A lei foi promulgada em 1992 em meio às denúncias de corrupção no governo do ex-presidente Fernando Collor (1990-1992), com o objetivo de penalizar na área cível agentes públicos envolvidos em desvios.

Hoje, porém, até integrantes do Ministério Público, principal autor de ações desse tipo, defendem mudanças nessa legislação.
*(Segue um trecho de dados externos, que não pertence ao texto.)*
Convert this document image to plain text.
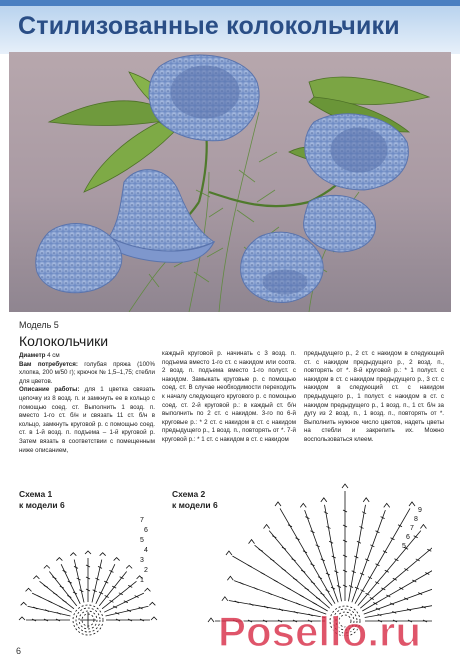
Стилизованные колокольчики
Модель 5
Колокольчики

Диаметр 4 см

Вам потребуется: голубая пряжа (100% хлопка, 200 м/50 г); крючок № 1,5–1,75; стебли для цветов.

Описание работы: для 1 цветка связать цепочку из 8 возд. п. и замкнуть ее в кольцо с помощью соед. ст. Выполнить 1 возд. п. вместо 1-го ст. б/н и связать 11 ст. б/н в кольцо, замкнуть круговой р. с помощью соед. ст. в 1-й возд. п. подъема – 1-й круговой р. Затем вязать в соответствии с помещенным ниже описанием,

каждый круговой р. начинать с 3 возд. п. подъема вместо 1-го ст. с накидом или соотв. 2 возд. п. подъема вместо 1-го полуст. с накидом. Замыкать круговые р. с помощью соед. ст. В случае необходимости переходить к началу следующего кругового р. с помощью соед. ст. 2-й круговой р.: в каждый ст. б/н выполнить по 2 ст. с накидом. 3-го по 6-й круговые р.: * 2 ст. с накидом в ст. с накидом предыдущего р., 1 возд. п., повторять от *. 7-й круговой р.: * 1 ст. с накидом в ст. с накидом

предыдущего р., 2 ст. с накидом в следующий ст. с накидом предыдущего р., 2 возд. п., повторять от *. 8-й круговой р.: * 1 полуст. с накидом в ст. с накидом предыдущего р., 3 ст. с накидом в следующий ст. с накидом предыдущего р., 1 полуст. с накидом в ст. с накидом предыдущего р., 1 возд. п., 1 ст. б/н за дугу из 2 возд. п., 1 возд. п., повторять от *. Выполнить нужное число цветов, надеть цветы на стебли и закрепить их. Можно воспользоваться клеем.

Схема 1
к модели 6
Схема 2
к модели 6
7
6
5
4
3
2
1
9
8
7
6
5
Posello.ru
6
O principal problema apontado pelos críticos é que as regras atuais deixam uma ampla margem de interpretação sobre o que é um ato de improbidade.

O anteprojeto de reforma foi elaborado por um grupo de especialistas criado pelo presidente da Câmara, Rodrigo Maia (DEM-RJ), e coordenado pelo ministro do STJ (Superior Tribunal de Justiça) Mauro Campbell, em 2018. Agora está em tramitação em uma comissão especial da Câmara.

A proposta legislativa busca definir com mais clareza o quadro de situações de improbidade e excluir dele os atos decorrentes de “interpretação razoável” de legislação, regulamento ou contrato. O relator do projeto, deputado Carlos Zarattini (PT-SP), disse que deve apresentar seu relatório até o final deste mês.

Ao longo de quase 30 anos, alguns promotores e procuradores passaram a considerar erros administrativos de prefeitos como enquadráveis na Lei de Improbidade.

De acordo com Zarattini, “se o prefeito resolve comprar cadeiras para o posto de saúde, e o promotor acha que deve ser comprado um tomógrafo, o promotor vai questionar e eventualmente dizer que houve improbidade”. “Porém esse é um tipo de decisão administrativa do prefeito, que deve ser julgada pela população, que pode votar contra ele na próxima eleição”, diz.

“A vida de prefeitos honestos é transformada em um inferno por causa da descrição muito aberta da lei, qualquer coisa pode ser posta ali”, afirma o juiz federal Friedmann Wendpap, responsável por mais de 90 processos de improbidade resultantes da Operação Lava-Jato na 1ª Vara Federal Cível em Curitiba.